Moirai Breach Oasis Lease Terms Again

The Oasis developer, Moirai, has breached the terms of their development agreement for the Oasis with Swindon Council. In 2014 it was discovered that Moirai had breached the terms of the original development agreement and a revised agreement had to be agreed with Swindon Council.  Moirai had breached its development agreement with the Council by failing to obtain approval for a master plan of the development by the contractual deadline, March 2014, and because Moirai’s shell company, MW Contract Services Ltd (formerly Oasis Operations Ltd), went in to liquidation after owing £850,000 to creditors, including local small businesses like Storm Recruitment, based in Commercial Road.

The current terms of the Oasis Development Agreement included Moirai being set the following targets:

  • All remaining works to the Oasis Leisure Centre be completed by no later than 31st March 2015 and the works commence no later than 31st October 2014
  • A planning application with associated masterplan be submitted by no later than 31st May 2015
  • The backstop date for Moirai securing detailed planning consent for the scheme now is 31st January 2016
  • Repayment of rent owed to Swindon Council

To date an detailed planning consent has been given to this application and the Labour Group has been told it is commercially sensitive as to whether Moirai have paid the rent they owed to Swindon Council.  

Moirai was awarded a 99 year lease to develop the Oasis site in April 2013 by Swindon Council.

Swindon’s Labour Group Leader, Cllr Jim Grant, has called on Swindon Borough Council to withdraw from their lease with Moirai.
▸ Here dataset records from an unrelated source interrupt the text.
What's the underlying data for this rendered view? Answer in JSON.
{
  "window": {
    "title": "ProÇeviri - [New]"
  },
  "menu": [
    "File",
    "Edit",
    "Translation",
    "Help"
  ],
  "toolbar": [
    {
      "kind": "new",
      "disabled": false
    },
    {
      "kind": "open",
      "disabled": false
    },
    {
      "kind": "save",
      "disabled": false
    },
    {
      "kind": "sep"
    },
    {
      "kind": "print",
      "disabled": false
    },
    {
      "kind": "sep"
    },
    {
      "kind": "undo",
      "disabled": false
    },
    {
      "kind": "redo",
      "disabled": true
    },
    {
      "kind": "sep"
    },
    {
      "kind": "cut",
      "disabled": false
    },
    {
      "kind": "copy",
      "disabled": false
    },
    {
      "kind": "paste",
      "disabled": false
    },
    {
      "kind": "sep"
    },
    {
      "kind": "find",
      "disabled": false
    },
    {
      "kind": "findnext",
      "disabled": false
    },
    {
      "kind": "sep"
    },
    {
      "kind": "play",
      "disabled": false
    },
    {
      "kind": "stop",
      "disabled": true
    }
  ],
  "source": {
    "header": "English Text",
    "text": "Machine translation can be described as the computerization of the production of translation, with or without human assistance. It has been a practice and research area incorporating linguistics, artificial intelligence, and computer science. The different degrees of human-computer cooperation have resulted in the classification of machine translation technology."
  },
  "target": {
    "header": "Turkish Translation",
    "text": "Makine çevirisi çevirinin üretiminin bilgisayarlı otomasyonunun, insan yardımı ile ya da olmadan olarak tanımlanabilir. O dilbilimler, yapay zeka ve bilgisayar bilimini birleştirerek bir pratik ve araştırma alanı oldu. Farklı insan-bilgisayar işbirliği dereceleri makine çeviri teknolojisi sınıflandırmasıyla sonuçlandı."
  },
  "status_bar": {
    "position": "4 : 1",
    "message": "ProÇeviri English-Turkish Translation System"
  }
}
He said:

“After Moirai breached the terms of their 99 year lease with Swindon Council on two occasions, I believe the Council must withdraw the lease from the company. In my opinion this is long overdue.

We already know that Moirai’s shell company owed near to a million pounds to its creditors, before it went in to liquidation and with the economy growing for the last few years there is no excuse as to why they have done nothing to meet the terms of their development agreement. And, make no mistake, the land the Council is agreeing to give away to Moirai is worth millions of pounds so to give it away to a company whose record so far has been very disappointing, doesn’t make sense.

The Council should now be looking for a new private partner, who has a proven track record of delivering developments of this size, to take over the running of this development. After nearly 4 years of broken promises, I think the Swindon public will be desperate for the council to finally draw closure on this sorry affair.”